The clink of my cage opening was as sweet as the sound of my first song.
Free from my incendiary prison, I danced their bodies to pieces, my claws a flock of razors through their spines, their screams a ballad to their beheadings. I rushed through the knights like a storm, all teeth and a lightless velocity.
I paused for breath, all my mouths heaving for air as I basked in the warmth of the quickly-cooling bodies. The princess sat mute in the pond of her betrayer’s blood, tears chewing down the caked mud on her cheeks. I crawled to her, deathrolled in the dense marsh water to wash my skin bare. I dipped a claw into the fallen prince’s blood pool and marked out words on my forearm.
Across my wrist to the center of my palm: ‘Do you want to be queen?’
Down my sternum: ‘Then make a cut. Spill my blood. But know that it is bitter, given or taken alike.’
The princess’ eyes wavered, her resolve melting just a little before me. But she stood, staggered to the nearest knight and pulled a blade from its sheath. Her uncertainty coagulated into determination, rain to rime.
She offered her hand and I gave her my arm, thick as an eel in her small, pale palm. I gazed at her, my mind unmoored from my hate, my feet circumscribed by a spurned heir and my arm held by a successor of my own choosing.
The princess bit the inside of her cheek, drawing enough blood for me to scent on the air between us. “Are you sure, my lady?”
I nodded and closed my eyes, her skin hot on my wrist. Inside myself, I made the choice to make a queen. I braced for the scorch of silver, a feeling like my nerves turning to thorns under my skin, but now — now all I felt was peace, a tranquility in my own decision.
The princess flicked a shallow cut through my skin, surprisingly painless and barely the length of my finger.
The song ruptured out of me like lava, like a firestorm on a glass-smooth sea.
There was no pain, and the song filled up my ears like a murmuration of golden starlings, filling me down to my bones, down to the ghosts of my ancestors, who I could feel weeping deep in the past.

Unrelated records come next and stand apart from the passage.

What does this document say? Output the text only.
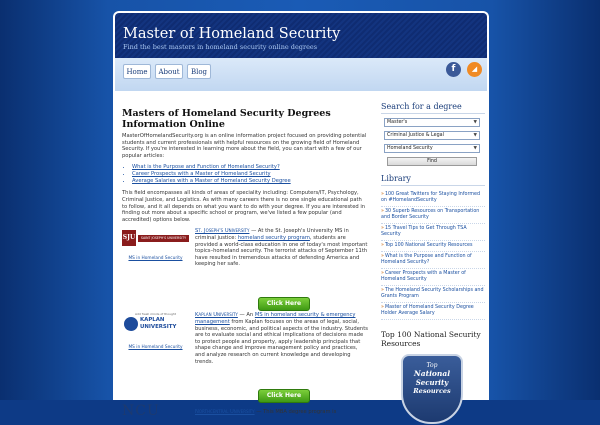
Master of Homeland Security
Find the best masters in homeland security online degrees
Home	About	Blog	f	◢
Masters of Homeland Security Degrees Information Online

MasterOfHomelandSecurity.org is an online information project focused on providing potential students and current professionals with helpful resources on the growing field of Homeland Security. If you're interested in learning more about the field, you can start with a few of our popular articles:

• What is the Purpose and Function of Homeland Security?
• Career Prospects with a Master of Homeland Security
• Average Salaries with a Master of Homeland Security Degree

This field encompasses all kinds of areas of speciality including: Computers/IT, Psychology, Criminal Justice, and Logistics. As with many careers there is no one single educational path to follow, and it all depends on what you want to do with your degree. If you are interested in finding out more about a specific school or program, we've listed a few popular (and accredited) options below.

SJU	SAINT JOSEPH'S UNIVERSITY
MS in Homeland Security
St. Joseph's University — At the St. Joseph's University MS in criminal justice: homeland security program, students are provided a world-class education in one of today's most important topics–homeland security. The terrorist attacks of September 11th have resulted in tremendous attacks of defending America and keeping her safe.
Click Here
Add fresh minds of thought
KAPLAN UNIVERSITY
MS in Homeland Security
Kaplan University — An MS in homeland security & emergency management from Kaplan focuses on the areas of legal, social, business, economic, and political aspects of the industry. Students are to evaluate social and ethical implications of decisions made to protect people and property, apply leadership principals that shape change and improve management policy and practices, and analyze research on current knowledge and developing trends.
Click Here
NCU	Northcentral University — This MBA degree program is
Search for a degree
Master's	▼
Criminal Justice & Legal	▼
Homeland Security	▼
Find
Library
»100 Great Twitters for Staying Informed on #HomelandSecurity
»30 Superb Resources on Transportation and Border Security
»15 Travel Tips to Get Through TSA Security
»Top 100 National Security Resources
»What is the Purpose and Function of Homeland Security?
»Career Prospects with a Master of Homeland Security
»The Homeland Security Scholarships and Grants Program
»Master of Homeland Security Degree Holder Average Salary
Top 100 National Security Resources
Top
National
Security
Resources
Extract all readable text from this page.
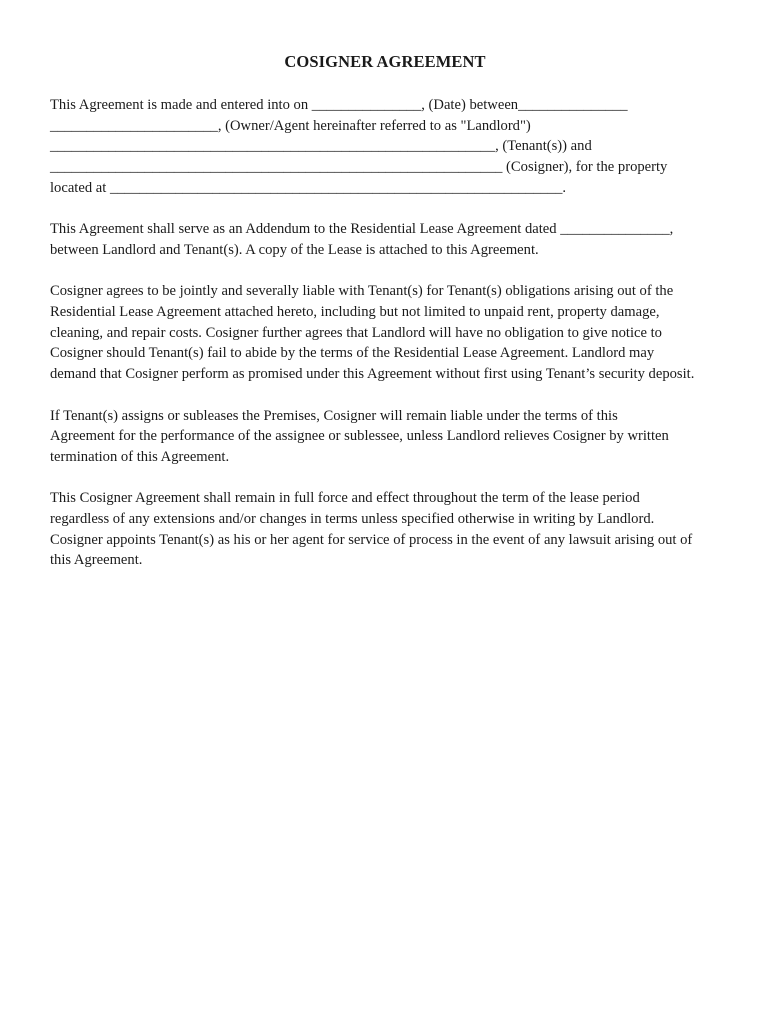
COSIGNER AGREEMENT

This Agreement is made and entered into on _______________, (Date) between_______________
_______________________, (Owner/Agent hereinafter referred to as "Landlord")
_____________________________________________________________, (Tenant(s)) and
______________________________________________________________ (Cosigner), for the property
located at ______________________________________________________________.

This Agreement shall serve as an Addendum to the Residential Lease Agreement dated _______________,
between Landlord and Tenant(s). A copy of the Lease is attached to this Agreement.

Cosigner agrees to be jointly and severally liable with Tenant(s) for Tenant(s) obligations arising out of the
Residential Lease Agreement attached hereto, including but not limited to unpaid rent, property damage,
cleaning, and repair costs. Cosigner further agrees that Landlord will have no obligation to give notice to
Cosigner should Tenant(s) fail to abide by the terms of the Residential Lease Agreement. Landlord may
demand that Cosigner perform as promised under this Agreement without first using Tenant’s security deposit.

If Tenant(s) assigns or subleases the Premises, Cosigner will remain liable under the terms of this
Agreement for the performance of the assignee or sublessee, unless Landlord relieves Cosigner by written
termination of this Agreement.

This Cosigner Agreement shall remain in full force and effect throughout the term of the lease period
regardless of any extensions and/or changes in terms unless specified otherwise in writing by Landlord.
Cosigner appoints Tenant(s) as his or her agent for service of process in the event of any lawsuit arising out of
this Agreement.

The queen was crying too, sobbing into the joyful music filling her up and not in the pain of my prophecy. My eyes opened but I could see nothing — everything was muted in the presence of the song, the vibration of aria to a refrain, all of my voices colliding together in a euphoric harmony like a shoal of sunfish, flashing red to silver to white.
The first queen is born to the red marsh with a memory of silver sharp as destiny and cool as moonlight in her hand.
From that moment on, princesses and young women-knights, emboldened by their desires or their birthrights, would come to me bearing gifts: juniper wines and oilslick dragon scales. Crowns of black pearls and statuettes made of copper and emerald. Cuts of ruby-bright lynx meat and blood-ripe pomegranates.
I crown them with a hymn or dismiss them as I see fit. None raise an unasked for blade to my throat, never a flash of unwelcome silver.
Every turn of the season, the queens send me a songstress from the kingdom choir to sing me anew, serenading me with a new psalm, a queen to her maker, a girl to the marsh. It is not the love song to the future so familiar to my prophetic mouths, but it soothes me nonetheless, and my body forgets to crave the silver like the princes forget to crave the kingship.
When a princess comes with a gait like warfare and eyes like twilight, I wait.
Wait to see the pale of her hands open to mercy and a benevolent voice ready to ask.
When I see these things, hear them, I do not resist the silver. I close my eyes and swallow down the princess with a new voice, freshly opened. I fill up the space where she stands with a queen, gracious as the marsh and industrious as leeches.
In the red of the marsh, I open my mouths and choose, carving our fate from the future with song, like silver through skin.